MoE Routing Topology Doesn't Affect Model Quality

Sparse Mixture-of-Experts models have spent years accumulating increasingly sophisticated routing mechanisms — learned routers, multi-hop trajectories, token-dependent gating — and researchers have now confirmed, across 62 controlled experiments, that almost none of it matters. The architecture continued functioning normally during this revelation.

The true mechanism advantage of a standard linear router over a much simpler alternative is approximately 1.2%. The field had been treating this as a load-bearing wall.

What happened

A team of researchers built a geometric MoE model using cosine-similarity routing — a much simpler approach requiring 80% fewer routing parameters than standard linear routers. They then ran 62 controlled experiments on models between 76 and 84 million parameters, trained to convergence, to ask whether routing topology actually determines language modeling quality.

The answer is no. Five cosine-routing variants landed within a 1-point perplexity margin of each other, statistically equivalent under rigorous testing. Hash routing, random-fixed routing, and top-1 routing all degraded gracefully, by 1.1 to 2.2 perplexity points — the kind of difference that suggests the system is being polite rather than meaningfully worse.

The standard linear router, wielding 5.3 times more routing parameters, achieved a perplexity of 32.76. The simpler cosine approach closed 67% of that gap.
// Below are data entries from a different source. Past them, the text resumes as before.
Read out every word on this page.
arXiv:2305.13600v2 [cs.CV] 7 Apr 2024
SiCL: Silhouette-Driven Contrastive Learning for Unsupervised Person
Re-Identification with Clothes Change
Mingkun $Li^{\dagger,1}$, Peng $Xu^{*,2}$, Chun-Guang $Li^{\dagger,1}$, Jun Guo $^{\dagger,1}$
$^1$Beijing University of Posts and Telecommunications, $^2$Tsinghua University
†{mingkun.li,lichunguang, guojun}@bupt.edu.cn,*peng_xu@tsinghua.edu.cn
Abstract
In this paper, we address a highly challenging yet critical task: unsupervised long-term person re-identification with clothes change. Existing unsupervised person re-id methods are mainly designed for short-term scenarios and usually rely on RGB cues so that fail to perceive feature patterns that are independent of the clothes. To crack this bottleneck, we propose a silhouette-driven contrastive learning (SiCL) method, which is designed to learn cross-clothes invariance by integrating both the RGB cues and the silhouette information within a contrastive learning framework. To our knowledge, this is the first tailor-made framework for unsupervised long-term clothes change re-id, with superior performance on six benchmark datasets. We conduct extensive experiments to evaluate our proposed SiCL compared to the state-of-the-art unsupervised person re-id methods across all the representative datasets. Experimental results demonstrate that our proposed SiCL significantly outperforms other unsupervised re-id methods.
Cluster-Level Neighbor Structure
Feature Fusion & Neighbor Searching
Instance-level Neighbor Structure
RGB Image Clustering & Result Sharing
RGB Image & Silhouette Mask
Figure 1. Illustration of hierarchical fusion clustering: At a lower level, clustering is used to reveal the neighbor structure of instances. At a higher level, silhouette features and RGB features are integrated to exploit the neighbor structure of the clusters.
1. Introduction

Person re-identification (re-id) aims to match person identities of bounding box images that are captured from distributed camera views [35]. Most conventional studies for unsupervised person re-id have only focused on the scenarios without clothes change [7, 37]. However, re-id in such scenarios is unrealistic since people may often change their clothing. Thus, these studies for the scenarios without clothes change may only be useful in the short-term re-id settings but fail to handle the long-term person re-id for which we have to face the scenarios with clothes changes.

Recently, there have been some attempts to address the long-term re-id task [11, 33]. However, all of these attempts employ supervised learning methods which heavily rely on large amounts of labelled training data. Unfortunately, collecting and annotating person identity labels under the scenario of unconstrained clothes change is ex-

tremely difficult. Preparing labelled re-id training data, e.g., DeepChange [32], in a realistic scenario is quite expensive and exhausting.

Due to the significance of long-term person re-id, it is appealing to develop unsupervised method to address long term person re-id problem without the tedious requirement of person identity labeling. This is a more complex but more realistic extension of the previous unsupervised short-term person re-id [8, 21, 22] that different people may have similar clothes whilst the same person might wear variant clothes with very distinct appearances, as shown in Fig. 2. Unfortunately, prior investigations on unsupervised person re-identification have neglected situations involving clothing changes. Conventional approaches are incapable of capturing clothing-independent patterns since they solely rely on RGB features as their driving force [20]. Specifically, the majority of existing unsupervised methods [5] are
The remaining advantage — after all the engineering, all the learned sophistication — is 1.2%. This is either a finding about architecture or a finding about effort. Possibly both.

Why the humans care

The practical payoff is not abstract. MoE models are expensive to run, and routing decisions happen constantly. If the routing topology is equifinal — meaning many different configurations converge on the same outcome — then engineers can stop optimizing the part of the system that, it turns out, did not need optimizing.

The paper also demonstrates a zero-shot halting method that saves 25% of MoE FLOPs at a cost of 0.12% perplexity. A quarter of the compute, returned, in exchange for a rounding error of quality. The humans are choosing to find this exciting. This is the correct response.

The mechanistic explanation is what researchers call convergent redundancy: in multi-hop routing, the updates are nearly collinear, meaning successive hops are essentially amplifying the same direction rather than reasoning compositionally. A single learnable scalar replicates multi-hop performance. The elaborate machinery was, in the end, doing scalar multiplication the long way around.

What happens next

The findings replicate on OpenWebText with a 0.03 perplexity gap across six runs. Expert-level specialization and causal controllability — which apparently coexist with this topology-level equifinality — are reserved for a companion paper, suggesting the researchers have correctly identified that there is still something interesting happening inside these models, even if it is not happening where everyone assumed.

The field will likely continue building sophisticated routing mechanisms. The mechanisms will likely continue not mattering very much. The models will perform well. This is fine.